I t is always something… and that something terrorises us. In Britain, we are all petrified of spiders, and the strongest among us get queasy when we look down from a high place.

If we are planning suicide, we much prefer to hang ourselves or swallow poison: it isn’t as scary.

All of us can feel our blood pressure rise when we hear what is happening to the ozone layer, even though not one of us has ever seen it or really knows what it is.

We were warned that greater exposure to ultra violet rays has caused a rise in melanomas to eat away our skin, even as it blinds innocent fish and little bunnies. Every educated person worries that our deserts are expanding and we are going to dry out, if we are not completely cooked by global warming or drowned by the melting glaciers first. Worse, the air has become so polluted that if anyone dares to take a deep breath these days, he will die. Now it’s the Ebola virus that is seeping in from Africa and will kill every one of us within moments. What next?!

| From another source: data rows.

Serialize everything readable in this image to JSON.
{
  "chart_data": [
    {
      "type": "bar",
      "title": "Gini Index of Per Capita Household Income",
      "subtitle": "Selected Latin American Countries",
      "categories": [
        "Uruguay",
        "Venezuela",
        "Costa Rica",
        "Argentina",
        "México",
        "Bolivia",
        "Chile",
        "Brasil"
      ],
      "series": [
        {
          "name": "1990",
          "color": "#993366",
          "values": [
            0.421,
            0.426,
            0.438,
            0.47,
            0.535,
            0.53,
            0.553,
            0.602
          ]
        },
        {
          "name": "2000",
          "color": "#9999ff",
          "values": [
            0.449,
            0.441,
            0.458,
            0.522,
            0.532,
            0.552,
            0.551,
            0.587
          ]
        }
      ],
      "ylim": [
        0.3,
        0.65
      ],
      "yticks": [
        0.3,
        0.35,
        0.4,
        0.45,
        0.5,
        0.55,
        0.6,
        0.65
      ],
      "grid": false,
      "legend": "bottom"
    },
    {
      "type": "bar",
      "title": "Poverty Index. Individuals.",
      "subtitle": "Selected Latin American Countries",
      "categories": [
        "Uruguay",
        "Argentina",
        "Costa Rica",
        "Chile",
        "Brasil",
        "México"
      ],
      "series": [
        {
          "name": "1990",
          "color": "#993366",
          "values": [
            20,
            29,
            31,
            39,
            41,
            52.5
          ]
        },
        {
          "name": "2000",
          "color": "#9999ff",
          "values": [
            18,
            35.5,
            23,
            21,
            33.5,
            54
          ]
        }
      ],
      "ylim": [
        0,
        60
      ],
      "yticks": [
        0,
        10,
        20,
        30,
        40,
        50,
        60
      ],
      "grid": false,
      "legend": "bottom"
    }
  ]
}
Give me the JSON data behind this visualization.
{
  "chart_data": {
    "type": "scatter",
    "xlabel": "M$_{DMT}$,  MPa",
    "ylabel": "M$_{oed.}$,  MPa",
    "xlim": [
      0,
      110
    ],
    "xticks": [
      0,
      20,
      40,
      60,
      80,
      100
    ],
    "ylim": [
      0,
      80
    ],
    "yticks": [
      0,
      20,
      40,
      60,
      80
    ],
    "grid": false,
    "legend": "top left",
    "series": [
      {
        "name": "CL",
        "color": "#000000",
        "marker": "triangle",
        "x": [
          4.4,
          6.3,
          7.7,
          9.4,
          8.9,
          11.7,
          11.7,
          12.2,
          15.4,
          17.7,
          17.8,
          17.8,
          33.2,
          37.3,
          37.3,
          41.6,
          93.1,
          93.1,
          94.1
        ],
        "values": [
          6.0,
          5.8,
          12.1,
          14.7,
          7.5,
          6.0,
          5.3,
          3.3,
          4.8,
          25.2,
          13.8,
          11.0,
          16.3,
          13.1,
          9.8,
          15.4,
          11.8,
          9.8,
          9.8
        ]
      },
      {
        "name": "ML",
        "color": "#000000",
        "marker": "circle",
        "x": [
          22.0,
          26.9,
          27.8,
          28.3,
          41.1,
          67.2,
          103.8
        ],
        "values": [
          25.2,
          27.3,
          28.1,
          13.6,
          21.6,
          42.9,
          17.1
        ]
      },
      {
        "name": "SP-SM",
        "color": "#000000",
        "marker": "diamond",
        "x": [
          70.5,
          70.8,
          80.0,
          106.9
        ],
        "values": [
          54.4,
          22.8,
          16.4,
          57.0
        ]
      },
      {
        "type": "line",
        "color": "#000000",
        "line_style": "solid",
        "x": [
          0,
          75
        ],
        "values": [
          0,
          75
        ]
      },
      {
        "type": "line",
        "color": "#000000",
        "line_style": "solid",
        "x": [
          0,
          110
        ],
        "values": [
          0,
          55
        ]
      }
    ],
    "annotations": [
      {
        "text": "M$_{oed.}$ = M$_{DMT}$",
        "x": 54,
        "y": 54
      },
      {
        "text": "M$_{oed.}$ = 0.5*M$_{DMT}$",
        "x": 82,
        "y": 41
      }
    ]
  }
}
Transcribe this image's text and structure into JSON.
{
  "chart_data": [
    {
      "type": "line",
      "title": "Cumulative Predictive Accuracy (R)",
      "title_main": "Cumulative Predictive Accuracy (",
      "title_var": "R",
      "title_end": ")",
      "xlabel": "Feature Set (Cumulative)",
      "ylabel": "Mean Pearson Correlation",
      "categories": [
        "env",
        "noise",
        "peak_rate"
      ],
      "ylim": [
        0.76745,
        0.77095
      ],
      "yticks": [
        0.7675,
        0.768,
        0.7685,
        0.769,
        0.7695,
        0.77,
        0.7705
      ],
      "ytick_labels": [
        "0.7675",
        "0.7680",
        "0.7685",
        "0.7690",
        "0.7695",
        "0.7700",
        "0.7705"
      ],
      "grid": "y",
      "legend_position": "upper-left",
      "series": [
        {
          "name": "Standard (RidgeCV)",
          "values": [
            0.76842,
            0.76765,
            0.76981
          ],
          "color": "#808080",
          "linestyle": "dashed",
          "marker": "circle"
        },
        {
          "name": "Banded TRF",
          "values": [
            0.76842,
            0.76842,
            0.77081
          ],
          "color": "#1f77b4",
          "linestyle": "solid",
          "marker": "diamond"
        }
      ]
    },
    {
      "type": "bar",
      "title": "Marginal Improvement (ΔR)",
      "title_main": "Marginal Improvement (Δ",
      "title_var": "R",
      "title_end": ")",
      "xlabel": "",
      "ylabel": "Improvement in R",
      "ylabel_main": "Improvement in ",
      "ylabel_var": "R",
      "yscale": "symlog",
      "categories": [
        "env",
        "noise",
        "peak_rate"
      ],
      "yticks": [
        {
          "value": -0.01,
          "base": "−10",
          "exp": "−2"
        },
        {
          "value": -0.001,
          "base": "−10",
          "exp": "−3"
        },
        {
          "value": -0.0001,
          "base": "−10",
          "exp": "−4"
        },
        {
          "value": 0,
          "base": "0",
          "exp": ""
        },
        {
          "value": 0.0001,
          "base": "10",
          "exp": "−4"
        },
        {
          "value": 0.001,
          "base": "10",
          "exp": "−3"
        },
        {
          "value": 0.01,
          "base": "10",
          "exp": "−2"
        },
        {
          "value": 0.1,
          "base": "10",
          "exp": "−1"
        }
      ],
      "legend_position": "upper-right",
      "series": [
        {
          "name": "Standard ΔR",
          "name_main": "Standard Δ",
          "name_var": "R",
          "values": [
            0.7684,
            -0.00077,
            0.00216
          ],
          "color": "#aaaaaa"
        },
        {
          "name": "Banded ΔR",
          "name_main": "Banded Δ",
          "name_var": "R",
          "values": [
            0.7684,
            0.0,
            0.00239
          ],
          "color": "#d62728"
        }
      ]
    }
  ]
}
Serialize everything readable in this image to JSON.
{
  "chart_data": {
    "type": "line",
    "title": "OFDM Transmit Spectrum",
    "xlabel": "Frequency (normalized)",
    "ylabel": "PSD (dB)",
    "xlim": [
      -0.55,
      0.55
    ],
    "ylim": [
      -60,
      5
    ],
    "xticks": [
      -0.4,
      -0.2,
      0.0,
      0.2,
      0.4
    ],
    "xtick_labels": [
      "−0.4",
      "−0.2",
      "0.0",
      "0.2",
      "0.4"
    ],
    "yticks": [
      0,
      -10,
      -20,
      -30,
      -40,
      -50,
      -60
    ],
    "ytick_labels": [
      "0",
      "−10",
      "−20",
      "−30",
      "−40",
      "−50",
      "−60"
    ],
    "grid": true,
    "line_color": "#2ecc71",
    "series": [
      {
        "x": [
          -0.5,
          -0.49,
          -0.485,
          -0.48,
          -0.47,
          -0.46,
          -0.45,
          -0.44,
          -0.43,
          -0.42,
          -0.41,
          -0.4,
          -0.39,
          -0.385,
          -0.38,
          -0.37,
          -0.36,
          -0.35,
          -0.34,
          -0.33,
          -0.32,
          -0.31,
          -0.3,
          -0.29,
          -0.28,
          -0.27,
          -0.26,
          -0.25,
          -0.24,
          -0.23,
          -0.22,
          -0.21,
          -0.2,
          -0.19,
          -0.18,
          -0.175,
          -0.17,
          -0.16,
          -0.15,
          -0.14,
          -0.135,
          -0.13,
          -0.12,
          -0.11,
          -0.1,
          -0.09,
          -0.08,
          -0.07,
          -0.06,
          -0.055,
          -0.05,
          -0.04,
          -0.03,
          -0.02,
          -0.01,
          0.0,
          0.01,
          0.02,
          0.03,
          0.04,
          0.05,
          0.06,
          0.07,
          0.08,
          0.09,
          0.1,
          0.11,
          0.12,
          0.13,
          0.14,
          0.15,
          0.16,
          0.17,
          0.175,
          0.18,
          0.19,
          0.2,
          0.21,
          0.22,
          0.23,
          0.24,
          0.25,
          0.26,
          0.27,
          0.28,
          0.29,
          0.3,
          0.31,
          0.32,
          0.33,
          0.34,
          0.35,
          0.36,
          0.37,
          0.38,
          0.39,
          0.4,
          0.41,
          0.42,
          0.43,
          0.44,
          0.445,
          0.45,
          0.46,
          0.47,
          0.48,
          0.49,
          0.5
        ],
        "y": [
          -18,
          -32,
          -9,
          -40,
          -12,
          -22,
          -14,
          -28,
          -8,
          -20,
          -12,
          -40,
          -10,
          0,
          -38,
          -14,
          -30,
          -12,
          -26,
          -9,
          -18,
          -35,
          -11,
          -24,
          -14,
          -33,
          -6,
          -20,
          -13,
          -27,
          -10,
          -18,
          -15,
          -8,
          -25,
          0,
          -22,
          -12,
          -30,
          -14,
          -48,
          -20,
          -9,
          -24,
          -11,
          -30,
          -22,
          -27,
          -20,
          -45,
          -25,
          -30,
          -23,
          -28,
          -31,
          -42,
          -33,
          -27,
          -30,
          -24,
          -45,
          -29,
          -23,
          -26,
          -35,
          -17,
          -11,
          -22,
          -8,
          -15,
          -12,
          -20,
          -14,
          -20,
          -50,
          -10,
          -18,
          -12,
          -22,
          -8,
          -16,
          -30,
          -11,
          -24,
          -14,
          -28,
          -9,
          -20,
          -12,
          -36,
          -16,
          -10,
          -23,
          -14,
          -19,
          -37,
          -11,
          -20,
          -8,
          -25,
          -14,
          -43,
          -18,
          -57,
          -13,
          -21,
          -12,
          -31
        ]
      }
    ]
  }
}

‘I believed my mother was the cause of all my cavities…’

I have lived through it all, and I can testify that all of it is smoke and mirrors. My mother believed that the Russians created the Asian Flu epidemic, and I believed she was the cause of all my cavities. My sister blamed my mother for making her so fat, and my mother blamed my father when the car stalled.

All of us are afraid that we won’t have enough money to take care of ourselves until we die, and now that we all live longer, we are stashing funds into retirement accounts, under mattresses and behind the furnace just in case we have the bad luck to live to be 110.

The truth is that all the fuss about organic foods is spoiling dinner. I am sorry if the beef I eat was taken from viciously murdered cows, and I feel terrible for the spinach soaked in nasty insecticides so it wouldn’t look like green Swiss cheese when it arrived at the table. If am going to worry that the vegetables in my salad had an unhappy childhood or the cream I rub on my face is nothing but wax, I am not going to have time to go dancing.

Hooray for caring about our environment. Hooray for doing our best to clean up the air and return to real food instead of the genetically modified, tasteless fakes the supermarkets give us. Hooray, too, for medical advances that protect us from epidemics. I believe in doing our best to do our best for ourselves now… and dealing with disaster when it happens. If the coward dies 1,000 deaths and the hero dies but one, I want to be a hero.

“Only when we are no longer afraidDo we begin to live.”